A visual representation of stakeholders — the people who are involved — and their potential influence and impact on a project or service system, in comparison to one another.
To uncover and describe power dynamics — the often-unspoken balances of influence and control — that could impact project outcomes; prioritize which stakeholders to engage with and how, and inform a communication and engagement approach.
How to do it
- Gather the team and, ideally, at least one crucial stakeholder familiar with their organization and how it works from both a technical and an interpersonal point of view.
- If meeting in person, you’ll need sticky notes and a whiteboard; if meeting remotely, use a virtual whiteboard or tools that support online document collaboration, ideally simultaneously.
- Divide the whiteboard into four areas, as a grid. Label the x axis influence and the y axis interest.

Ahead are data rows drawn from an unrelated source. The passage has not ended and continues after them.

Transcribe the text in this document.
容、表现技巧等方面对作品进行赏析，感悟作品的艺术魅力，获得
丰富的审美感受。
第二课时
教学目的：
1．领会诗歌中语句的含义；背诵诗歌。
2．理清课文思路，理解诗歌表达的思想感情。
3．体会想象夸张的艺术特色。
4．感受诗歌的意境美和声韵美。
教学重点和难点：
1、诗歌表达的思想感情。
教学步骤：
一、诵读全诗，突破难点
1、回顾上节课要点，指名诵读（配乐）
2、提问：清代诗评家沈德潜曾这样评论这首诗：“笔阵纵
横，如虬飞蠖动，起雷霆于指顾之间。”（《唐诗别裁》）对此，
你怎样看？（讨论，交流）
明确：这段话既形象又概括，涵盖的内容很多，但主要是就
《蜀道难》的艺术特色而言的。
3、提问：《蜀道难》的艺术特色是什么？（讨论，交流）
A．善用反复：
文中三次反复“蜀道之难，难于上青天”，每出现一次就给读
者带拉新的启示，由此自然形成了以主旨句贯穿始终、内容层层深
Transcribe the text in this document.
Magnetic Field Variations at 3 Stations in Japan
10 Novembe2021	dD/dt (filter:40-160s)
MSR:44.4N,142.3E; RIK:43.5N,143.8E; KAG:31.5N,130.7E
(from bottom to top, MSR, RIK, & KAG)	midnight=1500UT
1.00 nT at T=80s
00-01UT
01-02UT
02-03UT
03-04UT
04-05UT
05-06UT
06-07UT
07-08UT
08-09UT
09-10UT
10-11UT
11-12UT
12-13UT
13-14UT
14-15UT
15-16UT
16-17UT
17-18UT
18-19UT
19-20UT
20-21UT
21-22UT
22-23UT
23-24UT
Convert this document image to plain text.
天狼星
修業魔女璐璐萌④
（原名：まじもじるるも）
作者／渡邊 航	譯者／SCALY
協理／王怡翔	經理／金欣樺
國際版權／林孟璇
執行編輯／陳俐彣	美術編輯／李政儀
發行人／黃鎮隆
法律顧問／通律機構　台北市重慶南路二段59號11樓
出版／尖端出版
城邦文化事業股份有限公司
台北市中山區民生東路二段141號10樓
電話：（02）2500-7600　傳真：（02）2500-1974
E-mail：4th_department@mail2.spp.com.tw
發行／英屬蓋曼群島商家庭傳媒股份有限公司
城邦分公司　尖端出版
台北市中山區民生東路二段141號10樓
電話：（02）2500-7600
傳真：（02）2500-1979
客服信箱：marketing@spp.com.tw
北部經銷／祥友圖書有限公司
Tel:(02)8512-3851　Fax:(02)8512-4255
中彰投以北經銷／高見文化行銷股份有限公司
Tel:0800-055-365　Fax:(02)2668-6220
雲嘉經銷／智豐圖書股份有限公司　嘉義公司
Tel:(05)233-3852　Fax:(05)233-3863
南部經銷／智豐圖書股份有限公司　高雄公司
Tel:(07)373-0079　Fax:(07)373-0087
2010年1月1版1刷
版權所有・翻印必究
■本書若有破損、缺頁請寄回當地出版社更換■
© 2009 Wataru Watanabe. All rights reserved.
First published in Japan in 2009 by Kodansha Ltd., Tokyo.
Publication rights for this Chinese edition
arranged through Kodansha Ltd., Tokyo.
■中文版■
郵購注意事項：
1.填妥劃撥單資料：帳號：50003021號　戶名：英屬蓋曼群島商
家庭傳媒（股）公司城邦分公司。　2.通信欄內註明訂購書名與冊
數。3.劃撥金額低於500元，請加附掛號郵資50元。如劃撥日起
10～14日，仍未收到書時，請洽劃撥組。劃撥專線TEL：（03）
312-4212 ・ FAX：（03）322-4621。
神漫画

- List out stakeholders together. Write down names of people, groups, communities, or organizations that your work may impact, and organize them into the four quadrants based on your understanding of their relative influence and interest.
- Look at each quadrant to sort who to engage with and how:
- interested and influential - collaborate with them
- either influential or interested - keep them informed
- neither influential nor interested - allow them to drive their own involvement
- If your map reveals power dynamics that route around policy, consider whether the information poses personal or professional risk to any stakeholders. Avoid possible harm by sharing this map with only the people who need to understand it, and consider the consequences of those you do share with — or share an edited version.
- Review and update the map as you understand the situation better.
Considerations for use in government
No PRA implications. No information is collected from members of the public.